Reputation: 565
I'm parsing the following XML using parser:
<Person>
<Name>Test</Name>
<Phone>111-111-2222</OtherPhone>
<Address>lee h&y</Address>
<Person>
The characters method of the sax parser is only reading the address data until 'lee h' as it does not consider '&' as a character. I need to get the complete text in the address element. Any ideas on how I should do it? This is my sax parser(here address is a flag which notifies that an address element is present in XML):
boolean address=false;
public void startElement(String uri, String localName,
String qName, Attributes attributes)
throws SAXException {
if (qName.equalsIgnoreCase("Address")) {
address= true;
}
public void characters(char ch[], int start, int length)
throws SAXException {
String data = new String(ch, start, length);
if (address) {
System.out.println("Address is: "+data);
address = false;
}
and the output is:: lee h
Upvotes: 0
Views: 4105
Reputation: 4954
The characters method is called three times here to report the content of the element Address because of the presence of an external entity. You should accumulate the content of the calls to characters until you receive an endElement event and then you have the complete content.
Please note the documentation of the characters method.

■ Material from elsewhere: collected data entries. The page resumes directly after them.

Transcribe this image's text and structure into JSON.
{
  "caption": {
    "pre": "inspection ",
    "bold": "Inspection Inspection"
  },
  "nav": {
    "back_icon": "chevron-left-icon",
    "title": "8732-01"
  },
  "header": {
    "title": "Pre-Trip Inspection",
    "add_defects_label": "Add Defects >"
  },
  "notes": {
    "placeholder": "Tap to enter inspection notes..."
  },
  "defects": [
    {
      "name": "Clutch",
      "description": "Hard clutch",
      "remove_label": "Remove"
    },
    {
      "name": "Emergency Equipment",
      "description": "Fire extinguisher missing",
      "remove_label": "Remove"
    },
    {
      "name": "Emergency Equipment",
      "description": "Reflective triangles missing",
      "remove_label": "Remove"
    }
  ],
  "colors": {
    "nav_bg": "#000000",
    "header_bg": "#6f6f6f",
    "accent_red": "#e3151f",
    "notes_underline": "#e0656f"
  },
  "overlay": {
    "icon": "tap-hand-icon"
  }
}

You could also benefit from the use of the ignorableWhitespace method with a validating parser and the appropriate schema (e.g. DTD) to let the parser know which spaces are ignorable (due to indentation).
In Java, it could be:
class MyHandler extends DefaultHandler {
private StringBuilder acc;
public MyHandler() {
acc = new StringBuilder();
}
@Override
public void endElement(String uri, String localName, String qName)
throws SAXException {
System.out.printf("Characters accumulated: %s\n", acc.toString());
acc.setLength(0);
}
@Override
public void characters(char[] ch, int start, int length)
throws SAXException {
acc.append(ch, start, length);
}
}
Upvotes: 6
Reputation: 7044
The answer depends to some extent which parser you're using.
Here's a thorough rundown on the issue: http://www.ibm.com/developerworks/xml/library/x-tipsaxdo4/index.html
With a StaX parser you can specify the property isCoalescing=true. This property specifies whether to coalesce adjacent adjacent character data.
But with SAX there is no such control, generally.
Upvotes: 0